“The only thing that is constant is change.” -Heraclitus, 500 B.C.E
Life is Full of Changes and Transitions
Have you ever heard the saying, “The only thing that is constant thing is change”? It was said first by Heraclitus, about 2500 years ago- yet it still rings true today. Whether you’re relocating to a new city, finding or ending a relationship, or navigating a promotion or other job change, life is challenging you to adjust gracefully to something new. This blog outlines some of the common components of many phases of life’s transitions in work, dating, and life in general– with tips on how to make the most of each phase.
Transition Phase 1: Pre-Change
Some changes take us completely by surprise, but oftentimes there are clear or subtle signals that change is afoot. The more we can increase our awareness of the coming change and how we feel about it, the better we can prepare. For example, if you are relocating to a new city and you’re nervous about finding a new circle of friends, the worst thing you can do is to try and pretend to yourself that you’re not worried about it. By acknowledging your concern, you empower yourself to take proactive steps like searching online to find a local art class (or tennis, or cooking, or whatever hobby you may have), alumni organization, or some other group where you can start building social connections. This applies to changes that are less defined as well: For example, if you have a feeling that your job situation might be in jeopardy due to pending layoffs or mergers, it’s best if you face that fear by proactively spending some time brushing up your resume, attend a few networking events, and possibly even requesting a frank discussion with your manager about where the company seems to be headed or regards your future within the organization. By remaining proactive and planful during the pre-change stage, we manage anxiety in a productive manner that promotes success rather than fear or stagnation.
Transition Phase 2: Active Change
The change has arrived! To continue with the examples above, let’s say your relocation move date has arrived. It’s natural to feel a little nervous or overwhelmed, and it’s good to make emotional space for these feelings. Instead of trying to fight them, recognize that they often signal a healthy awareness that this change is important, and will require some extra attention and focus for the next few months. Even positive changes are often accompanied by a sense of sadness, because you’re mourning what’s left behind– so give yourself permission to process those feelings. This will empower you to take logical and supportive steps to manage those feelings, such as making “Skype dates” to catch up with friends or family from the city you left behind; or to go gently on yourself at that new tennis class you signed up for during Transition Phase 1 above.
If the change feels more sudden, such as the example above of feeling like your job might be in jeopardy and then somewhat suddenly having the change materialize when you’re called into the HR department, do yourself a favor by recognizing that the element of surprise can make any change feel more overwhelming at first.
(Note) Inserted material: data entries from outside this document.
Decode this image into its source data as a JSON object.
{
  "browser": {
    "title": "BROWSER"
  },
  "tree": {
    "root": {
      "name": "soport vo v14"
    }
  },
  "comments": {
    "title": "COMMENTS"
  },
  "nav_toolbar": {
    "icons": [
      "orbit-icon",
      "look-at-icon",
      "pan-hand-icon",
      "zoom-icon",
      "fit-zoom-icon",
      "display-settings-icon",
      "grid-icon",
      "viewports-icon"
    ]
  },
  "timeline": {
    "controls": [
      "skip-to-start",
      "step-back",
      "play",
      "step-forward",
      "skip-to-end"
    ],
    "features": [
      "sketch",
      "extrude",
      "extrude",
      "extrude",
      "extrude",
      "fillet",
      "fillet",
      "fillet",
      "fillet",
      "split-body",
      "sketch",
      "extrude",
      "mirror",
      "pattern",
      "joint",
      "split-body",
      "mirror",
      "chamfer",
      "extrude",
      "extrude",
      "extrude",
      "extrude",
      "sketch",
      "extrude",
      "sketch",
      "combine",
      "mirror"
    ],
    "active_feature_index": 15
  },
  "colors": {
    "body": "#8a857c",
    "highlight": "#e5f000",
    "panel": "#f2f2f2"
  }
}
Just keeping this in mind can help put things into perspective. Basic things like remembering to breathe deeply and give yourself time to process the arrival of the change before taking too much action can really shape the way the change unfolds. For example, if your job is telling you about the layoff or merger and you’re taken completely by surprise, it’s often advisable to give yourself at least a few days to read and process any separation agreements, and then take a week to brainstorm ideas for next steps in your career. Calling in support is a great way to manage nearly all forms of change, especially sudden change- in this example, that could mean meeting with trusted friends or family members, a therapist, career mentors or even old professors with whom you have a good relationship, or your alumni organization’s career center (even if you’re far from your alumni city, many of them will make a phone or video appointment for alumni requesting career consultations). The key in either sudden or planned change is to make sure you give yourself time and space to process the emotions that arise, and then take logical steps to get appropriate guidance, support, or input.
Transition Phase 3: Post Change
Once the first 2-3 weeks have passed, the “new normal” has begun to take shape. Habits are generally made around 28 days, so take this time to make sure you’re embarking on this new chapter in a way that feels healthy. Since you don’t have a crystal ball and probably couldn’t plan for every component of this change, you’re probably now aware of a few areas that need some attention. To continue with the relocation example above, you might find that although your new job and those tennis lessons are going well, and you’re enjoying Skype dates to reconnect with friends and family from your prior location, you just hadn’t fully anticipated the impact of living in a new culture (even just moving from one US city to another can have striking implications- Virginia vs New York City are very different places, much less moving to another country!), or you hadn’t completely realized how darn expensive your new city would be. Just like in Transition Phase 1, increasing your awareness of these issues rather than trying to “white knuckle” your way through them is the healthiest thing you can do. By recognizing the gaps, you empower yourself to find logical, personalized ways to fill them in through strategizing and self-care. So if you find yourself wrestling with unanticipated challenges, congratulate yourself on that awareness– and then think proactively about how you can mitigate the challenge.
Reaching Out for Support
If you feel stuck in any of the phases above, consider a therapist to help guide you along. Whether it’s a romantic breakup, new responsibilities of a job promotion or the decision to create change by applying for graduate school, or the examples above of relocation or job loss, there’s always an upside to being proactive and planful about how you want to shape the way this change affects you. Oftentimes, just having a creative and logical ally in the change process helps you to feel less alone, more supported, and even potentially excited about what the next chapter may bring.